Haslingden Association
- Full name: Haslingden Association Football Club
- Founded: 1876
- Dissolved: 1893
- Ground: Rye Hill
| Home colours |

= Haslingden Association F.C. =

Haslingden Association FC was an English association football club based in Haslingden, Lancashire.

==History==

The club was founded in 1876, by youngsters who did not stick to any particular code, but played both association and rugby; in 1878, with the association game grew, they abandoned rugby, and added the Association epithet to distinguish it from neighbours Haslingden Grane. The club was an original member of the Lancashire Football Association, taking part in the first Lancashire Senior Cup in 1879–80. The club beat Padiham in the first round - indeed, the first tie in the competition to be played, in front of 1,400 spectators at Padiham - but was beaten 12–1 by Darwen in the second. The scoreline would have been worse but Darwen agreed for three disputed goals not to be counted.

The club did not enter the competition again until 1882, losing in the first round to Greenwood's Millers, but, despite the club's low-key presence, it entered the FA Cup in the same season. Thanks to the Football Association forgetting to include the club in the first round draw, Association was given a bye to the second round. The club was drawn to play Darwen Ramblers away, and, after the referee refused a Haslingden claim of offside for a late winning goal for the Ramblers, the club walked off the pitch.

The club's FA membership lapsed from the 1883–84 season; the club remained a member of the Lancashire Association, but entered the junior rather than the senior cup. The club was a founder member of the North-East Lancashire League in 1889; it was however £20 in debt, and spending £50 on wages against gate income of under £120.

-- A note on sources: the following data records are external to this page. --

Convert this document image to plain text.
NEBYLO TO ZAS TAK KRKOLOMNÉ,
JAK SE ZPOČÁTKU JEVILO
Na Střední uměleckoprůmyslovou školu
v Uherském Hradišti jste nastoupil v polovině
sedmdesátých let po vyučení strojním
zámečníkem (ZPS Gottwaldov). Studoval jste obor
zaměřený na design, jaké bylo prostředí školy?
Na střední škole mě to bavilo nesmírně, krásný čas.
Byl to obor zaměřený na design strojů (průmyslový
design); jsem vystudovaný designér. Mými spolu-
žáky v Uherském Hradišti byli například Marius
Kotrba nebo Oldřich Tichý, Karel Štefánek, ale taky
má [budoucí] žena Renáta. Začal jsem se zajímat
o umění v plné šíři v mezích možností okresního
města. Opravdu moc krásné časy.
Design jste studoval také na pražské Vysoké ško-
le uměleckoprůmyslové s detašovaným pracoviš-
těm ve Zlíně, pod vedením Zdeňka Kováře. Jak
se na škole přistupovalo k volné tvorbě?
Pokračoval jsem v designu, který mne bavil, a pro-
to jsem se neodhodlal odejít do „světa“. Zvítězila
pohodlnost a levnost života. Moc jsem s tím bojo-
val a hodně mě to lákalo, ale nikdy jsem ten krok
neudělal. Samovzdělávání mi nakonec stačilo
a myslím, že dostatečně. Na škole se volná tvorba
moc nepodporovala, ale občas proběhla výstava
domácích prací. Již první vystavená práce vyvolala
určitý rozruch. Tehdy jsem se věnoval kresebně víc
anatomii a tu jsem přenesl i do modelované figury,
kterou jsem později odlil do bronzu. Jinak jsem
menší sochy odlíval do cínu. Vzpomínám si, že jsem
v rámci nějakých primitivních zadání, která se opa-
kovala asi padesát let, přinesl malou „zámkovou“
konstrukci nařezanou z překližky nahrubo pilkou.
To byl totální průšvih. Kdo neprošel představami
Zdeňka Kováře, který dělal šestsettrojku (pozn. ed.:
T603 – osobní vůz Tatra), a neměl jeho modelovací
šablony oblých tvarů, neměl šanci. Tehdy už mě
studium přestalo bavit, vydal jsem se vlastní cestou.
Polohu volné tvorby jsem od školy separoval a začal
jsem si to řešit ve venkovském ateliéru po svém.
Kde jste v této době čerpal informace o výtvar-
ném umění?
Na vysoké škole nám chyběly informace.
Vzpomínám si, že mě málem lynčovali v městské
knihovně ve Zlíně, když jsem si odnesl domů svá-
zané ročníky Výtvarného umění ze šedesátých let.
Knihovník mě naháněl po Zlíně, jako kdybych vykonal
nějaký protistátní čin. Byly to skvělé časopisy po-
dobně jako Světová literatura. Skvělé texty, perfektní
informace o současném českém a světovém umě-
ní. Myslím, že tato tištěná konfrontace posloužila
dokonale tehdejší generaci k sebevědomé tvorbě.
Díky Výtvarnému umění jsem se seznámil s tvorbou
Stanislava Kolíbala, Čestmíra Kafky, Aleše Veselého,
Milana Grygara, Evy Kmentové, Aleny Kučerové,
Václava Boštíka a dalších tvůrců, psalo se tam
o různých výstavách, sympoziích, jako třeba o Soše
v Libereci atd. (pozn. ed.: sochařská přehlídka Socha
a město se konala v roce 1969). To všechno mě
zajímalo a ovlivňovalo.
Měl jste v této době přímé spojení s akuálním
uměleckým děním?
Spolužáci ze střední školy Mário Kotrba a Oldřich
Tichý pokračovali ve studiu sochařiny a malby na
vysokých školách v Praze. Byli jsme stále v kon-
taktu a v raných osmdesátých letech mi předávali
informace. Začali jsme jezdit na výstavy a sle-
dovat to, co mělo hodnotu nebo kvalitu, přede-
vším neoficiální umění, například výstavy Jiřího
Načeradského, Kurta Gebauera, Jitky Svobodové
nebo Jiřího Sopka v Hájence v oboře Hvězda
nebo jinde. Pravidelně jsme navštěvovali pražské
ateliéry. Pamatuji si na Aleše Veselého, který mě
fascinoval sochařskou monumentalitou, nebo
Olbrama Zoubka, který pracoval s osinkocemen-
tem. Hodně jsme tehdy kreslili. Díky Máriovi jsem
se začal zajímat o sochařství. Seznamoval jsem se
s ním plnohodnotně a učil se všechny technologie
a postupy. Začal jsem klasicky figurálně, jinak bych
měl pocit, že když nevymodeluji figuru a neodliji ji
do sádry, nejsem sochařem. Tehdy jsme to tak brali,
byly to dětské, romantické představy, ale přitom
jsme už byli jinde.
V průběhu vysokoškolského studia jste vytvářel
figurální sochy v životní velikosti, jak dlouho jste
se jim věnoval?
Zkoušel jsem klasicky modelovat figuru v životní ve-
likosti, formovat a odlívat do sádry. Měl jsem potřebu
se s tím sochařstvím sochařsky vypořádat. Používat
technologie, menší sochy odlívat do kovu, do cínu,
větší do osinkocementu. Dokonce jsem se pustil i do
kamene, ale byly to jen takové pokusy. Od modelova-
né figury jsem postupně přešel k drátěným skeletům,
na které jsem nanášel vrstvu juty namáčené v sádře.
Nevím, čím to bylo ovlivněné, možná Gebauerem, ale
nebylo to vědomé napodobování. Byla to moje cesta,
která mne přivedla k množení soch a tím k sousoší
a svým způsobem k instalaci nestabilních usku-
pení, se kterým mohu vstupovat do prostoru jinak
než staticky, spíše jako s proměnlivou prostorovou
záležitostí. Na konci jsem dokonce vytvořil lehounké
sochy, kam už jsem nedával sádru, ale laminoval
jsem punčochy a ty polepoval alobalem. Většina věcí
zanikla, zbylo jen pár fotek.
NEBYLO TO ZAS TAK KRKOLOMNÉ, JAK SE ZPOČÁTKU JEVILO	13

The club appears to have dissolved after finishing near the bottom of the League in 1892–93, the season including a 13–0 defeat by Burnley's reserve side Burnley Swifts, and having been excluded from the competition after the league cut down from 12 clubs to 10. A Haslingden club lost in the first round of the Lancashire Junior Cup in 1897 but this was a re-named Haslingden Red Star.

==Colours==

The earliest cited colours for the club, from the 1878–79 season, are maroon and white shirts, white knickerbockers and socks. The following season the club changed to navy blue shirts, knickers, and socks.

==Ground==

The club originally played at Rye Hill, but from 1880–81 moved to the Show Ground, Flaxmoss.

==Notable player==

- Jonty Entwistle, who later played for Accrington and Darwen in the Football League.